On another note, standardized test SUCK! Both TaeWoo and I confirmed this. I took the GRE the other day, and I may have to take it again. My score was about average I guess, but I'm gonna consult with others before I commit to taking it again. I actually did better on the math part, which was shock, but verbal was not cool. The time just went by so fast for that section, and I totally panicked! I just have to breathe next time I guess. I went to a pre-admissions seminar on Thursday and it seems that the application process will be a lot more stressful than I thought. Asking people for letters, drafting my letters, etc. Calgon, take me away! Can't wait until it's all over.

As for Wednesday's session, it was actually really helpful. Very cleansing. The grief counselor asked a lot of questions that let me get all of my feelings, and tears, all out. I felt like a weight had been lifted off of my shoulders, as it seems that she totally understood everything I was feeling. I totally started bawling when she asked me what I missed most about my grandma. I said her wisdom, and just having her there to talk to and learn from. What I forgot to mention, which I really, really miss, are her hugs. She gave the best ones! Better stop writing all this before I start bawling again. I'm gonna go back in the next couple of months and join a support group. I feel that this is still a work in progress.

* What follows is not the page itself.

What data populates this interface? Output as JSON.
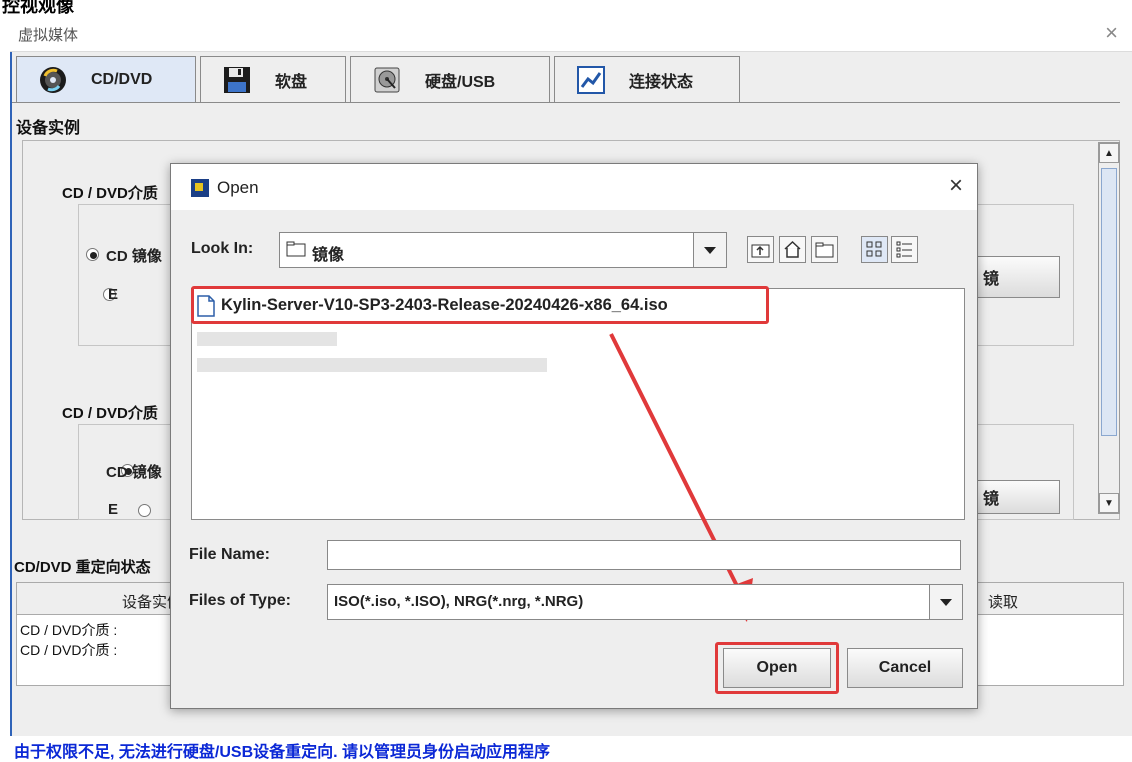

On a lighter note, I wanna wish Lan a very happy birthday! Sorry I couldn't make it to your party, but my knees are killing me from rehearsal today. I hope that you had a wonderful day, and I have to hook you up on Friday with lunch or dinner. That's all for now. How Berkeley Can You Be is tomorrow, so that should be lots of fun. Just please don't have us anywhere near the nudists. PLEASE!!!!!!!